Энди кивнул и улыбнулся.
— Разница есть… — сказала она.
— Один из старых гимнов. Хэнк пропустил его через компьютер, он увлекается электронной музыкой. Именно это я и имел в виду — псалом записывается на пленку и обрабатывается с помощью электроники. Если воспроизводить вспять, услышишь «Отче наш».
Она улыбнулась, глотнула кофе. Посмотрела на сына. Он поднес к губам банку, задвигался кадык.
Розмари поставила, чашку на сундук, откинулась на спинку кресла, опустила руки на подлокотники, устремила взор вперед. Принюхалась. Помахала ладонью перед лицом.
— Самая обычная рождественская вечеринка в офисе, — сказал он, опуская банку на пол, — просто во вкусе Энди. Считается занятным и не столь уж редким бзиком, вполне простительным для парня, который день-деньской вынужден строить из себя образец добродетели. Энди каким-то способом внушает каждому, что с этим бзиком всем по пути — у каждого находится своя причина.
Он наклонился еще ближе к Розмари.
— На свете есть талантливые люди, они трудятся, чтобы сделать мир хорошим.
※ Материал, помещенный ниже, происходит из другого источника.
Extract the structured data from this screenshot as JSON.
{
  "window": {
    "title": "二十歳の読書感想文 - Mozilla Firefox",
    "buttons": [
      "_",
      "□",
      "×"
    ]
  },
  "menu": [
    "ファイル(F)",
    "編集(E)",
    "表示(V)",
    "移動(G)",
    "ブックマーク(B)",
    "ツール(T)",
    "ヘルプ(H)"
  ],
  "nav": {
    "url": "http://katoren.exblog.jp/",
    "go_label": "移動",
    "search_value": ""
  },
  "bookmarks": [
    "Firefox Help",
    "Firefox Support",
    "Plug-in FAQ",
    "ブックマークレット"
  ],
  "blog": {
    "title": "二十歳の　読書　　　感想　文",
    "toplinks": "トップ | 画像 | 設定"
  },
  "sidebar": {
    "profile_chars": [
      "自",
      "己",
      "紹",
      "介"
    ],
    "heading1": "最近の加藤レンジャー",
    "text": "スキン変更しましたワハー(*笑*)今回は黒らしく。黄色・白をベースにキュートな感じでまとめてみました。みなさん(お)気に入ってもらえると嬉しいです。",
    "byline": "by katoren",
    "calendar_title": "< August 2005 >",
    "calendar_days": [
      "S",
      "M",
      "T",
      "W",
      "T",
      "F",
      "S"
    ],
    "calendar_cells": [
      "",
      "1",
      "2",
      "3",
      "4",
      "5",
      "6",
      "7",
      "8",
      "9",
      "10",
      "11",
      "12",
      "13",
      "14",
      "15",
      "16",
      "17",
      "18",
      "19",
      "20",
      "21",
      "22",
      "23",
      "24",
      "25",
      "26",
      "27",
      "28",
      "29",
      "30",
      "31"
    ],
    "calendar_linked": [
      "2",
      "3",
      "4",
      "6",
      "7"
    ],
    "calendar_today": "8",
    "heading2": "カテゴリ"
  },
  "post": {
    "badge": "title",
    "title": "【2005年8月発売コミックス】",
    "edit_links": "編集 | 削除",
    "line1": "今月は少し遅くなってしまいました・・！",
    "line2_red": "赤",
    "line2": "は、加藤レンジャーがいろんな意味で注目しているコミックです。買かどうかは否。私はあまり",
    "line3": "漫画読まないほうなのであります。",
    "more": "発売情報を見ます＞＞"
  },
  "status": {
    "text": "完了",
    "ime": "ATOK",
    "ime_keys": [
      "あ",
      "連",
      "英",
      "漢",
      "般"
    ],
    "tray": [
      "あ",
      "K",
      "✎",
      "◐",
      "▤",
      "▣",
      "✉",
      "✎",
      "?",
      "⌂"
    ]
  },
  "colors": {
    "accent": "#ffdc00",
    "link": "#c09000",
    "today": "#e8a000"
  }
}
И снимают нервное напряжение, выпускают пар не совсем обычными способами. Они такие же сатанисты, как и ты, каждый второй регулярно ходит в церковь. Джей, например, служка в синагоге. — Энди положил руку ей на тыльную сторону ладони. — Они не убийцы, мама. И я не приказываю им убивать. Ты ведь этого больше всего боишься?
Она поглядела на него и кивнула:
— Да.
Он откинулся на спинку дивана, сокрушенно покачал головой, взъерошил пятерней рыжеватые волосы.
— Не понимаю… Почему? Допустим, ты скажешь, что Джуди собиралась меня предать. Но ведь мы совершенно не подозревали, кто она на самом деле.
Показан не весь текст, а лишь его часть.